It has been an incredibly difficult few days for the whole of England cricket which reached its lowest point on Sunday afternoon when Michael Vaughan sat in front of a packed press conference and announced he was standing down as England's Test match captain. He was clearly emotional, but as usual he handled this last situation as he has handled more or less everything over the last five years, with great dignity and composure.
His record speaks for itself and he will now go down in the books as England's most successful England Test captain. Along with Duncan Fletcher at his side, the team had a spectacular crusade through 2004-05 culminating in the Ashes triumph that almost brought the country to a stand still and brought cricket not just back on to the back pages, but also the front pages of our national press.

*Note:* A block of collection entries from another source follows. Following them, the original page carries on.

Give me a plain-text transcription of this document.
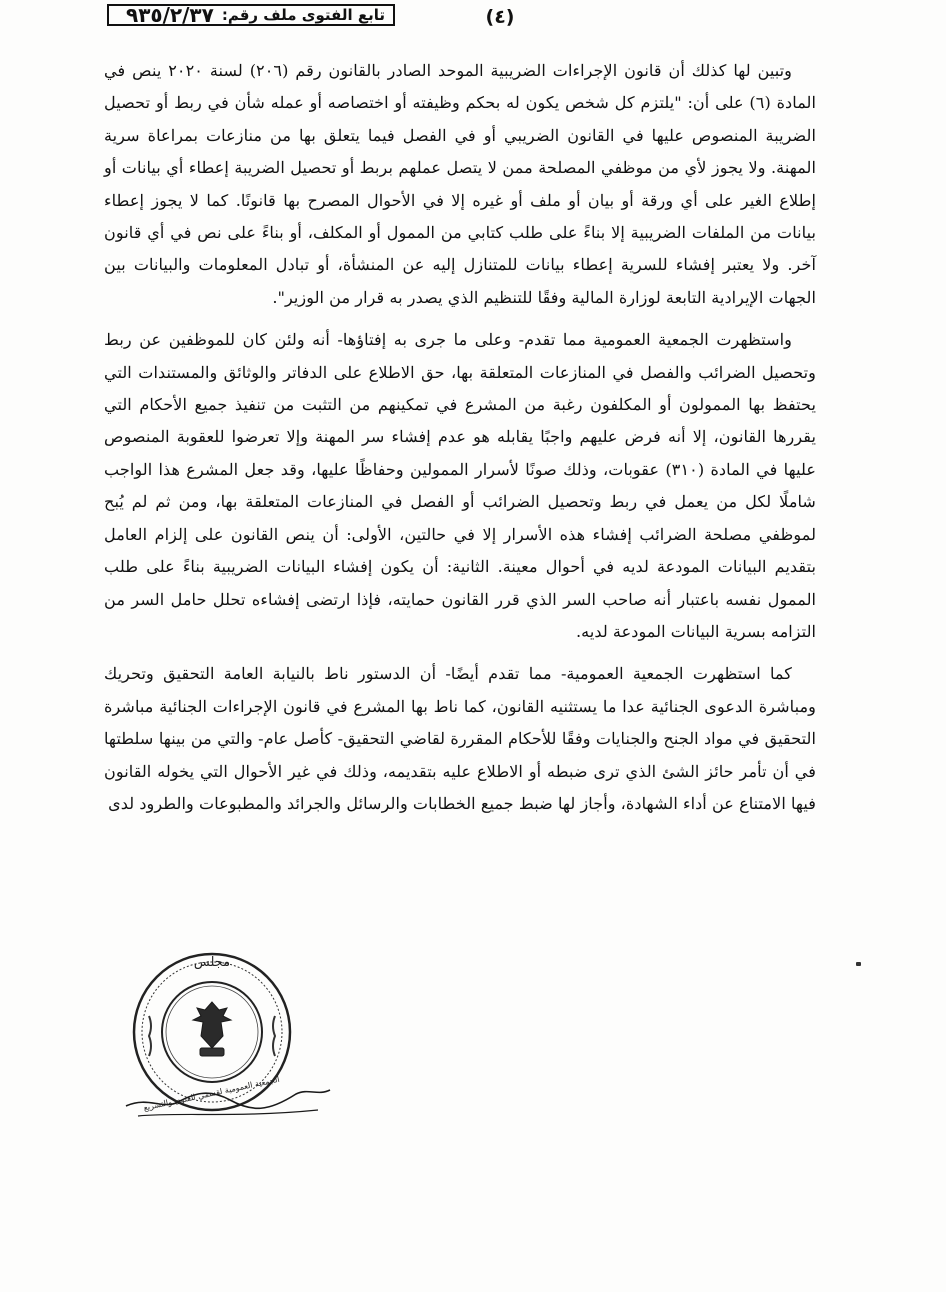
تابع الفتوى ملف رقم:
٩٣٥/٢/٣٧	(٤)

وتبين لها كذلك أن قانون الإجراءات الضريبية الموحد الصادر بالقانون رقم (٢٠٦) لسنة ٢٠٢٠ ينص في المادة (٦) على أن: "يلتزم كل شخص يكون له بحكم وظيفته أو اختصاصه أو عمله شأن في ربط أو تحصيل الضريبة المنصوص عليها في القانون الضريبي أو في الفصل فيما يتعلق بها من منازعات بمراعاة سرية المهنة. ولا يجوز لأي من موظفي المصلحة ممن لا يتصل عملهم بربط أو تحصيل الضريبة إعطاء أي بيانات أو إطلاع الغير على أي ورقة أو بيان أو ملف أو غيره إلا في الأحوال المصرح بها قانونًا. كما لا يجوز إعطاء بيانات من الملفات الضريبية إلا بناءً على طلب كتابي من الممول أو المكلف، أو بناءً على نص في أي قانون آخر. ولا يعتبر إفشاء للسرية إعطاء بيانات للمتنازل إليه عن المنشأة، أو تبادل المعلومات والبيانات بين الجهات الإيرادية التابعة لوزارة المالية وفقًا للتنظيم الذي يصدر به قرار من الوزير".

واستظهرت الجمعية العمومية مما تقدم- وعلى ما جرى به إفتاؤها- أنه ولئن كان للموظفين عن ربط وتحصيل الضرائب والفصل في المنازعات المتعلقة بها، حق الاطلاع على الدفاتر والوثائق والمستندات التي يحتفظ بها الممولون أو المكلفون رغبة من المشرع في تمكينهم من التثبت من تنفيذ جميع الأحكام التي يقررها القانون، إلا أنه فرض عليهم واجبًا يقابله هو عدم إفشاء سر المهنة وإلا تعرضوا للعقوبة المنصوص عليها في المادة (٣١٠) عقوبات، وذلك صونًا لأسرار الممولين وحفاظًا عليها، وقد جعل المشرع هذا الواجب شاملًا لكل من يعمل في ربط وتحصيل الضرائب أو الفصل في المنازعات المتعلقة بها، ومن ثم لم يُبح لموظفي مصلحة الضرائب إفشاء هذه الأسرار إلا في حالتين، الأولى: أن ينص القانون على إلزام العامل بتقديم البيانات المودعة لديه في أحوال معينة. الثانية: أن يكون إفشاء البيانات الضريبية بناءً على طلب الممول نفسه باعتبار أنه صاحب السر الذي قرر القانون حمايته، فإذا ارتضى إفشاءه تحلل حامل السر من التزامه بسرية البيانات المودعة لديه.

كما استظهرت الجمعية العمومية- مما تقدم أيضًا- أن الدستور ناط بالنيابة العامة التحقيق وتحريك ومباشرة الدعوى الجنائية عدا ما يستثنيه القانون، كما ناط بها المشرع في قانون الإجراءات الجنائية مباشرة التحقيق في مواد الجنح والجنايات وفقًا للأحكام المقررة لقاضي التحقيق- كأصل عام- والتي من بينها سلطتها في أن تأمر حائز الشئ الذي ترى ضبطه أو الاطلاع عليه بتقديمه، وذلك في غير الأحوال التي يخوله القانون فيها الامتناع عن أداء الشهادة، وأجاز لها ضبط جميع الخطابات والرسائل والجرائد والمطبوعات والطرود لدى

مجلس
الجمعية العمومية لقسمي الفتوى والتشريع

Michael is universally respected by not just his own players, but also those that he has played against. His relationship with our own press core has also been an excellent one over the years with glowing tributes being written about him over the last 24 hours or so which sums up that Michael has been a fantastic leader of our national team and from this angle he will be sorely missed. I am very confident that given a short break now he will rediscover all his energies and he will rediscover some of his best form as a batsmen and over the next two or three years will play a prominent part in England's Test match batting line up.
This weekend also saw Paul Collingwood stand down as the One Day captain and although he had not been in the job as long as Michael, I thought he was doing a pretty good job. When these things happen a new dawn invariably arrives, that is Kevin Pietersen as captain of all three England teams and Peter Moores as Head Coach and I wish KP a long and successful stand as the nation's cricket captain. Let's hope that in 14 months time he has brought that little urn back to England.